9. Documenting and Communicating

Clear documentation is what makes a screening programme sustainable. For each MAFLD patient: document the screening criterion that triggered assessment, the FIB-4 score and date, the elastography result (kPa, CAP/UAP, IQR ratio, date), the staging conclusion, and the management plan. This creates a defensible audit trail and supports continuity if the patient moves between clinicians.

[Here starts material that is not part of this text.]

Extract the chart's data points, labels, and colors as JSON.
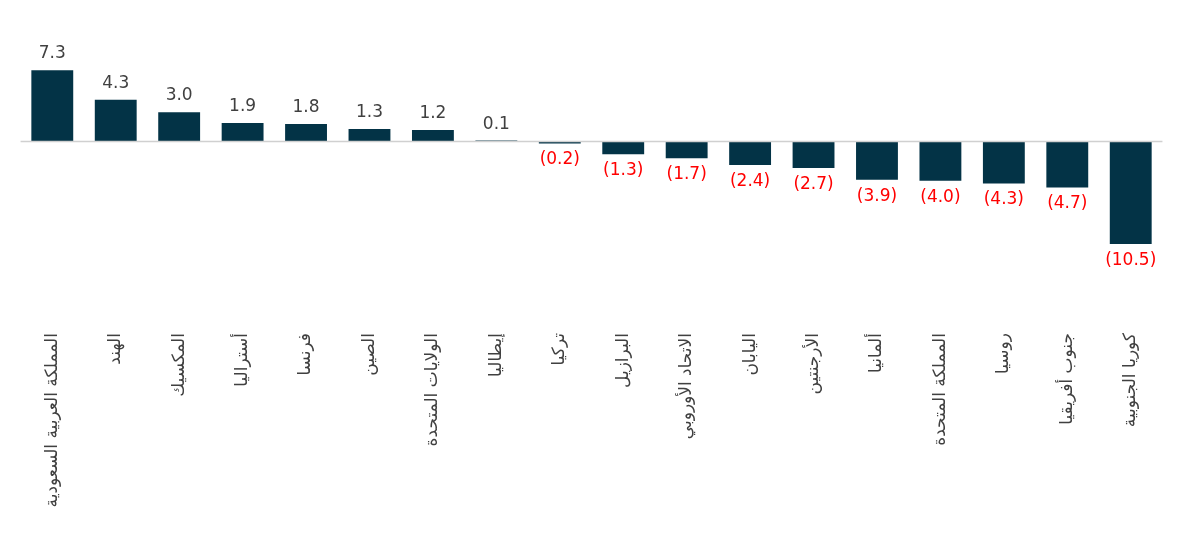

Patient communication should be plain-language. A high FIB-4 is not a diagnosis — it's a probability score. A high kPa is not cirrhosis until imaging or specialist assessment confirms it. The point of communicating these results to patients is to motivate metabolic engagement, not to alarm.

10. Building the System in Your Practice

Practices that run effective MAFLD screening share four features: an automated FIB-4 calculation step in routine bloods triage, a clear elastography referral pathway with reliable local provider, a documented re-screening cadence built into recall workflows, and at least one clinician — often a nurse-led role — taking ownership of the programme's consistency.

The technology exists. The pathway is well-defined. The clinical impact of consistent MAFLD screening in primary care is significant: earlier identification of advanced fibrosis, fewer late-stage presentations, better-targeted specialist referrals, and a coherent framework for the growing cohort of patients on GLP-1 therapy or — when available — resmetirom.